I
LES FUGITIFS
Il y a un peu plus d’une cinquantaine d’années, — en face du Grand Mécatina, sur la côte du Labrador, — vivait une pauvre famille de pêcheurs, composée du père, de la mère, de deux enfants (un garçon et une fille), et du cousin de ces derniers.
Le chef de la famille s’appelait Labarou ; le fils, Arthur, et le cousin, Gaspard.
Quant aux deux femmes, l’une répondait au nom de mère Hélène et l’autre au sobriquet de Mimie.
Tout ce petit monde vivait en parfaite intelligence, se contentait de peu et n’avait pas la moindre idée que l’on fût plus heureux ailleurs que sur cette lisière de côte désolée qu’il habitait.
Pour peu que la pêche allât bien, que la tempête ne vînt pas démolir la barque ou abîmer les filets et que le hareng, la morue et le maquereau fissent leur migration au temps voulu, on n’en demandait pas davantage.
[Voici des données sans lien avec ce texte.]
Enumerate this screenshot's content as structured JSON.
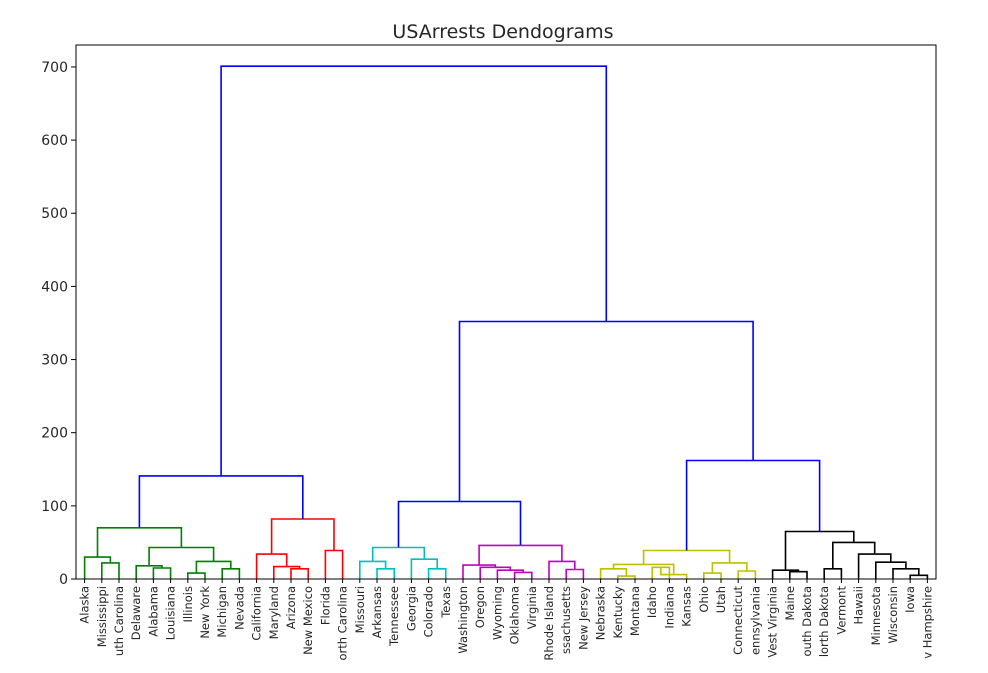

L’automne et le printemps, une goélette de cabotage parcourait cette partie de la côte, approvisionnant les pêcheurs échelonnés çà et là, achetait leur poisson et les quittait pour ne revenir qu’à la nouvelle saison navigable.
Quelquefois cette goélette avait à son bord un missionnaire, chargé des intérêts spirituels de cette vaste étendue de pays.
Et cette visite bisannuelle, impatiemment attendue, constituait tout le commerce qu’avait avec le reste de l’humanité la petite colonie de Kécarpoui.